Removing the Cunning I Developed from Learning Negative Lessons
(Minghui.org) Master mentioned in his recent lectures that some practitioners were slacking off in cultivation and not as diligent as before. I felt he was talking about me: although I did the three things every day, I had not been diligent for a long time. I felt that there was something separating me from the Fa.
I knew it was not right to continue being in that state. The present time to save people and solidly cultivate is precious, as Master has sacrificed greatly to extend the time for Fa-rectification.
No matter how much I wanted to be diligent, however, I just couldn’t do it. I searched within and eliminated several notions and attachments, but my situation did not improve. I became distressed.

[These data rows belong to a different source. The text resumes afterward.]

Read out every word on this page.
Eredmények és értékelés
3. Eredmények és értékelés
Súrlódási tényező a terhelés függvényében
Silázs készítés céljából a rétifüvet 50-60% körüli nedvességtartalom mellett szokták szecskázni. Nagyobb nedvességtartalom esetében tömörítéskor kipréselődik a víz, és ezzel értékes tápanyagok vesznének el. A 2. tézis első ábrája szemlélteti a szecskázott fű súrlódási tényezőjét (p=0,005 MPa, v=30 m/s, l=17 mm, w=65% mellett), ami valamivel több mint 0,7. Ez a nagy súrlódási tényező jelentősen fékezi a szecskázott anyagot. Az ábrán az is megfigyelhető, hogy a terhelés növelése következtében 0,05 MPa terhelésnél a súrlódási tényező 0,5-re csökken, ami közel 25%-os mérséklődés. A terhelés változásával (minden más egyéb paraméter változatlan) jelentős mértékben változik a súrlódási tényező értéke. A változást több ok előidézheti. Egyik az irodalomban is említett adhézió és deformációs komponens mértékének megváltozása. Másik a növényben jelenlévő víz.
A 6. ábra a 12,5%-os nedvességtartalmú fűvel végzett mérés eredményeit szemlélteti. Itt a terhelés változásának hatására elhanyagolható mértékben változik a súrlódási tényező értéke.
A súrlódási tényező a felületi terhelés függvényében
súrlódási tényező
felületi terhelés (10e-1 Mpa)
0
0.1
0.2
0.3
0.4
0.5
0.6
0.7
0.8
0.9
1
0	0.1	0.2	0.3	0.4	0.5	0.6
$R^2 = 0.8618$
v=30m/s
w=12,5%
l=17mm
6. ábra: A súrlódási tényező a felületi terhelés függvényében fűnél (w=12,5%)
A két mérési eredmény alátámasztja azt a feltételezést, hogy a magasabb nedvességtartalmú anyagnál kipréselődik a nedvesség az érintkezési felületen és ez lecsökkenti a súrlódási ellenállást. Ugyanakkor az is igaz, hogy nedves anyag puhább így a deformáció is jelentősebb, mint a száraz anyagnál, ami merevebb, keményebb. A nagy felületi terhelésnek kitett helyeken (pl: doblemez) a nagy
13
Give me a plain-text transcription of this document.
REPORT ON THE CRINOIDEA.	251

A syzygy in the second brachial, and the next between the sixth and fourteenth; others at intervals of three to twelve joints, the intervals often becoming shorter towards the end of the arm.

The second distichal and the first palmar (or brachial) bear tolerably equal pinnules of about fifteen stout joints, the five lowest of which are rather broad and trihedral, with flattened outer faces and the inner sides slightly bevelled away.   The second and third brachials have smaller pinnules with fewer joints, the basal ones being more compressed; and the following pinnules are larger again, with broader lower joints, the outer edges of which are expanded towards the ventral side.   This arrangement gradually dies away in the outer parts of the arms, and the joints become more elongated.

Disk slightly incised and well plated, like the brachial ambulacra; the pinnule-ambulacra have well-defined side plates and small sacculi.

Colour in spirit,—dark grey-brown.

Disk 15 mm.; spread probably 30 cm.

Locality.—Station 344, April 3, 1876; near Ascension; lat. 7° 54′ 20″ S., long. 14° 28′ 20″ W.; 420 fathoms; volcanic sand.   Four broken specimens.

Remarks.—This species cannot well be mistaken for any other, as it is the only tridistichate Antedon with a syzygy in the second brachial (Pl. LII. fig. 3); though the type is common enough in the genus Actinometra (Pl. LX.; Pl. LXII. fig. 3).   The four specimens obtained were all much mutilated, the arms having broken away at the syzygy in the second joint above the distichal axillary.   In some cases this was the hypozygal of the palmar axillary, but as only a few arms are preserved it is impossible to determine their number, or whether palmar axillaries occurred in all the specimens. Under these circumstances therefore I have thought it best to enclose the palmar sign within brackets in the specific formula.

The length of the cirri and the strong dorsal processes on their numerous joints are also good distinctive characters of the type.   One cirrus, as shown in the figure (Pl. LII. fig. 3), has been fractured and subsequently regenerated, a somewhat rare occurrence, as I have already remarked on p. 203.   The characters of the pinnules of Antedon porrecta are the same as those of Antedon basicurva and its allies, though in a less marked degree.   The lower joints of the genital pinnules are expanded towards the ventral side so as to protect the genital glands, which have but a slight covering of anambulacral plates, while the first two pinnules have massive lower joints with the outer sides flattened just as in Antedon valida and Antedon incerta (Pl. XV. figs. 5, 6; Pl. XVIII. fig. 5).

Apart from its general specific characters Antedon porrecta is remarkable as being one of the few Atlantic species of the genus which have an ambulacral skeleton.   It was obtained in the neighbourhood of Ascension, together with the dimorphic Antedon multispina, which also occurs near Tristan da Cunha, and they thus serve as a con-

Recently, Master compassionately gave me hints to help me realize the reason I had failed to be diligent.
Eliminating Deeply-Rooted Attachments
I recalled that when the persecution first began, I was fearless and was able to do anything to validate Dafa. At the time, I did not truly know how to cultivate myself. I thought that “doing things” was cultivating and did not realize that it was an attachment.
The evil took advantage of my loophole and continuously persecuted me. I also stumbled many times in cultivation and began to form an incorrect notion of learning from negative things that happened to me.
I thought that the persecution imposed on me was due to something specific I had done, so I needed to pay better attention. Focusing on the negative experiences made me more cunning over time. When Master gave me a hint, I used the excuse of “safety issues” to cover up my shortcoming and let them slide. Thus, my xinxing could not improve.
The attachment to cunningness continued to grow without my awareness until it formed a wall that blocked my path to be diligent.
“Don’t always take away bad things from your experiences. When you learn bad things, you are in fact using human thinking to consider things, and becoming more cunning, and sly, which means you are becoming worse.” (“Fa Teaching Given at the 2010 New York Fa Conference” from Teaching the Fa at the Conference XI)
Master also said:
“You need to think about things in a constructive manner, and when you stumble look for the reason as a cultivator would, asking, 'Where did I go wrong?' Only by evaluating things with the Fa will you be able to learn good things from your experiences. If you can really manage to do this, things will definitely go well.” (“Fa Teaching Given at the 2010 New York Fa Conference” from Teaching the Fa at the Conference XI)
Measuring myself against the Fa and searching within, I was able to discover many attachments and wrong notions that included negative thoughts, cunningness, looking outward, protecting myself, and selfishness.
I also realized that another reason that blocked me from being diligent was the attachment to jealousy. Although Master mentioned the importance of eliminating jealousy, I did not really pay attention to it.
It was not easy for me to realize that I had an attachment to jealousy because it often manifested in daily trifles and was easily ignored. From Zhuan Falun, I learned that jealousy is deeply rooted and related to Chinese Confucianism, the absolute egalitarianism of Communist Party culture, and the religious practices of various cultures.
I was finally able to eliminate these deeply hidden attachments with righteous thoughts and become more diligent in cultivation. I can now absorb the Fa into my mind and see the different layers of the Fa’s principles.